Make training more challenging and more demanding than the competition your athletes are targeting;
Great coaches realize that competition is not the time to find out where your athletes’ physical and mental limits are. Training needs to be more challenging and more demanding – physically, mentally, technically, tactically, emotionally – than the competition your athletes are preparing for.
Example: A few weeks before a major international professional Tennis Championship I observed a leading professional player play 6 sets of 9 games (i.e. first player to 9 games with a 2 game lead, e.g. 9-7) and against 4 different training opponents (one left handed and three right handed), i.e. as opposed to a standard competition match of 5 sets of 6 games against 1 opponent. His coach made the training practice tougher, more challenging, more demanding and more difficult than any tournament match could ever be. Result…he won!

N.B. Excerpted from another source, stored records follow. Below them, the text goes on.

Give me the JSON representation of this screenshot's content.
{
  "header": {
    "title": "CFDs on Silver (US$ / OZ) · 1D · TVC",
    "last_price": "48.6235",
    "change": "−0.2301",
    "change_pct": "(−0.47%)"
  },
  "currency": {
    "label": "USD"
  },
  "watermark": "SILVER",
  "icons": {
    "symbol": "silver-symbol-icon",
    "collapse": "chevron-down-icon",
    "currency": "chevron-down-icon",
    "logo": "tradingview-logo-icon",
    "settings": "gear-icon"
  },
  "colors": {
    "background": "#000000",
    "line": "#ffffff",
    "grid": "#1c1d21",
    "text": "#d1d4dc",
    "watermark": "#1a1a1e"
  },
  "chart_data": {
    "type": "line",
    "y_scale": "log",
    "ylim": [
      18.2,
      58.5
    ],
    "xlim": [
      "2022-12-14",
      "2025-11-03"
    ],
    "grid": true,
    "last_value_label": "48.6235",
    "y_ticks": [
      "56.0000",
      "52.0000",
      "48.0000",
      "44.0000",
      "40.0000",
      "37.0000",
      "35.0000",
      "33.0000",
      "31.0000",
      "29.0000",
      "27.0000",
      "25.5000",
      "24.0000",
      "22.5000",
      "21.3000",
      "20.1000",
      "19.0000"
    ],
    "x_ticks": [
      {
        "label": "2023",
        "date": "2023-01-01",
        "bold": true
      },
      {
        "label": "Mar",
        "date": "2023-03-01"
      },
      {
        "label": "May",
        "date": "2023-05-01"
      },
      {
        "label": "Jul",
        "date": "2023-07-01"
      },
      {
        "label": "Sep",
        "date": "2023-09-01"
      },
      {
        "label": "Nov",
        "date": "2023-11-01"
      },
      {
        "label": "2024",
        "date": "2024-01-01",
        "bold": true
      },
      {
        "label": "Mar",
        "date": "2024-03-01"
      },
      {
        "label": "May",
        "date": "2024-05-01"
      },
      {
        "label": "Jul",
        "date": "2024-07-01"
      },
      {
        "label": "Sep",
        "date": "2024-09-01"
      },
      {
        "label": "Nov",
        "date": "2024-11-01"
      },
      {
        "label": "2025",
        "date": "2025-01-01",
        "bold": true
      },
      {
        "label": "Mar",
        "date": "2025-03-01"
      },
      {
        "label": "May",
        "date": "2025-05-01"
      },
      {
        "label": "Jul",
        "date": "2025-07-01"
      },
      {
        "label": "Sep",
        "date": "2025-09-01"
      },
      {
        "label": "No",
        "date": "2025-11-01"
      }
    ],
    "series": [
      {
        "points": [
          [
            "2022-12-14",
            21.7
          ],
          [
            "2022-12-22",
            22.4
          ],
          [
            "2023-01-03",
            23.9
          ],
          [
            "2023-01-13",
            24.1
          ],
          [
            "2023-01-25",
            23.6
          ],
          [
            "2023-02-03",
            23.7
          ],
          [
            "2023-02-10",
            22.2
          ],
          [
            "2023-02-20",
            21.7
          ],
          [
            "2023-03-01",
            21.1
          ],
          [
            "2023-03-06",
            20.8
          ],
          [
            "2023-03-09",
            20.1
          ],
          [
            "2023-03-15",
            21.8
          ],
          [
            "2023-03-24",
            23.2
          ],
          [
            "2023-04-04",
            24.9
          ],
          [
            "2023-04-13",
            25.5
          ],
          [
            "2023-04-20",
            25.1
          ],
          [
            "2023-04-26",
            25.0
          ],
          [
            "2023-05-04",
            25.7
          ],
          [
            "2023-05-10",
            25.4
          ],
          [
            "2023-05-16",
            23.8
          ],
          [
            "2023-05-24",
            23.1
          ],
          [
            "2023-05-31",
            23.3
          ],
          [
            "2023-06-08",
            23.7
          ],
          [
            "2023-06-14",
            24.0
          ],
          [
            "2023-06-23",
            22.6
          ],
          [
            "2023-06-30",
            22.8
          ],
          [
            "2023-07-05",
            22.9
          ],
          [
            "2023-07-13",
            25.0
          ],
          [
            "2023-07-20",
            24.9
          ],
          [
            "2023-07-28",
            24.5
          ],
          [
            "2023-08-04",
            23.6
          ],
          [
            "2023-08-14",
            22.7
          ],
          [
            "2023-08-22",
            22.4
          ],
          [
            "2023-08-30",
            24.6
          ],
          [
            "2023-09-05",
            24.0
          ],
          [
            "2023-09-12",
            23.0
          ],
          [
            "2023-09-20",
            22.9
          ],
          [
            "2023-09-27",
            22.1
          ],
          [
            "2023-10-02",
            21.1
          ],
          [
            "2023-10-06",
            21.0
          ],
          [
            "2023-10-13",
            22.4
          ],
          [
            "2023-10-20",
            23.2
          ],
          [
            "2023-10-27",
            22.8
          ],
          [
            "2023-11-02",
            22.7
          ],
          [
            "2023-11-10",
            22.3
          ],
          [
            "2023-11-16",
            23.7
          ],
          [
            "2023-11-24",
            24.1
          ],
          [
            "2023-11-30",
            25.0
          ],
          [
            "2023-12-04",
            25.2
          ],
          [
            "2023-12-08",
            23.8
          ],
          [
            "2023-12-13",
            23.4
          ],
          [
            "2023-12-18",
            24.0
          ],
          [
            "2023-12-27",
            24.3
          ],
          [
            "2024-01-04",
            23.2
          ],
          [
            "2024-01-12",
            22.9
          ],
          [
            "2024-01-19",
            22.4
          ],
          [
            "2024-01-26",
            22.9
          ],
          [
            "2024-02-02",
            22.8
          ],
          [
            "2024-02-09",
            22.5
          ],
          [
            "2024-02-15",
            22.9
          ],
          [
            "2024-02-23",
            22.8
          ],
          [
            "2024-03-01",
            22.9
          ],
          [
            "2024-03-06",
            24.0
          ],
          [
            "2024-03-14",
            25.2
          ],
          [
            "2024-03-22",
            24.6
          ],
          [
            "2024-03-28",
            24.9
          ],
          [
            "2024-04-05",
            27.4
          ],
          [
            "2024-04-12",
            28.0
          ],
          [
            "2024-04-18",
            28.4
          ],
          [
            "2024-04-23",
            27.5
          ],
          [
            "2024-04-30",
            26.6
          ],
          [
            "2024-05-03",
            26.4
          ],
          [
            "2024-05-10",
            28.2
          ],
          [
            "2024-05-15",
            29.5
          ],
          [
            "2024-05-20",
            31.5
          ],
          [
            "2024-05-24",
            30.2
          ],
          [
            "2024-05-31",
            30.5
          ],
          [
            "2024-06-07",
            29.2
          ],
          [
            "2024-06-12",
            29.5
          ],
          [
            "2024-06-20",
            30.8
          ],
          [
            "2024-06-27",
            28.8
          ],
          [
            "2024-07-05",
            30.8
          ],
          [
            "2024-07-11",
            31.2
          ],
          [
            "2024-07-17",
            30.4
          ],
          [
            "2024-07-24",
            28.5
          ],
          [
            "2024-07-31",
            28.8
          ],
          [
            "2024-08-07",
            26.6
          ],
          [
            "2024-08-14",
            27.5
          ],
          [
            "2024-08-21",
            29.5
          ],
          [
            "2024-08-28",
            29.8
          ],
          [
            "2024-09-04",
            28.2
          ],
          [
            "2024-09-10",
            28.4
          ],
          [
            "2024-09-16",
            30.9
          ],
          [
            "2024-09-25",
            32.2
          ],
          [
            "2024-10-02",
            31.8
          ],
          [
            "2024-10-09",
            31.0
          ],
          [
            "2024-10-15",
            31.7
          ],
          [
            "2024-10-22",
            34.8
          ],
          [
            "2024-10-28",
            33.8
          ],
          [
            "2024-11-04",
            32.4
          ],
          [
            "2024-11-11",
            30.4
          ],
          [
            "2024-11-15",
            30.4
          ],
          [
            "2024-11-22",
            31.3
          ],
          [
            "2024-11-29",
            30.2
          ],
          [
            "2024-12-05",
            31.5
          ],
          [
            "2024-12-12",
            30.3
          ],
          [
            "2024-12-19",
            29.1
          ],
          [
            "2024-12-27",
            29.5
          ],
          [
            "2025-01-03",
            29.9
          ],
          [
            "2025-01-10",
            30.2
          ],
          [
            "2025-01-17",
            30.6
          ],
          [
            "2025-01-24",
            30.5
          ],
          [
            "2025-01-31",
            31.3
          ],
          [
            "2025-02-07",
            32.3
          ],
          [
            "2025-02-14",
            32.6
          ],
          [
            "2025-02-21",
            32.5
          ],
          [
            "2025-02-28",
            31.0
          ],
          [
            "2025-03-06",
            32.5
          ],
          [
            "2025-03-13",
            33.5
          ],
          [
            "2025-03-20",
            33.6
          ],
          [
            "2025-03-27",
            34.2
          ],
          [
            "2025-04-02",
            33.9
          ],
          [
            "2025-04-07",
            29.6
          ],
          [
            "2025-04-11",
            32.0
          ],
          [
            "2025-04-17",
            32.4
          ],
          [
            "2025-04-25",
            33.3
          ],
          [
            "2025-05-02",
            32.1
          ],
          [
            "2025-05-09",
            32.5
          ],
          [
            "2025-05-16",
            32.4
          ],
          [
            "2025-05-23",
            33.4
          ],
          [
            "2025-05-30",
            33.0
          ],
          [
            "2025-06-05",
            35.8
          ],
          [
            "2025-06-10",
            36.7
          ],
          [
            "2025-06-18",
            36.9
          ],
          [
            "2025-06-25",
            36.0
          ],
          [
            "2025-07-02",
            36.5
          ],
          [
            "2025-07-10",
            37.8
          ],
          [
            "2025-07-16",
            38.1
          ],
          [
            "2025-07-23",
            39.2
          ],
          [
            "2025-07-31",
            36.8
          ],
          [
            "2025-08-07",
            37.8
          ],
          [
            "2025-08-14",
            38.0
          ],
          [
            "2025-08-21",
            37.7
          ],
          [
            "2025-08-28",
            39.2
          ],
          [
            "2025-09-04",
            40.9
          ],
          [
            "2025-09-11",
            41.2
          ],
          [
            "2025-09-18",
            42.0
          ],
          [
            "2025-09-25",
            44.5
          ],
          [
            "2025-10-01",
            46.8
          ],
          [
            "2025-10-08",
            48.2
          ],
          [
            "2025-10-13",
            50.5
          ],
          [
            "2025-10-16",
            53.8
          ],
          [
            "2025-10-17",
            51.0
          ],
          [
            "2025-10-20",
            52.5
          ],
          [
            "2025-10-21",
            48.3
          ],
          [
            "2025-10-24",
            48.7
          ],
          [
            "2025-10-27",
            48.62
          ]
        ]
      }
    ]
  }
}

Learn and develop as a coach at a faster rate than your athletes;
Great coaches realize that success is a moving target and to stay relevant they must be committed to life-long learning, honest personal and professional evaluation and continuous improvement.
Example: A swimming coach realized that two of the athletes in his team had the potential to be world record holders but that he had not coached world record holders previously. He raised some money and invited two world class coaches from other nations to come and honestly review his coaching and his program regularly to ensure his knowledge and skills were also world class. Result: One world record.
Accelerate your rate of learning faster than your opposition;
The Internet has insured that there are no secrets in sport. Everyone knows what you know. Anyone can get anything, anytime, anywhere and for free. Everyone is learning something everyday. Great coaches understand this and strive to accelerate their rate of learning faster than their opposing coaches.
Example: A high performance rugby coach with an outstanding success rate at the highest level spent one month each year, immediately following the end of the competitive season traveling the world learning from other coaches in other sports in other nations to ensure his rate of learning and development was superior to other coaches in his sport. Result…the most outstanding coaching record in professional rugby.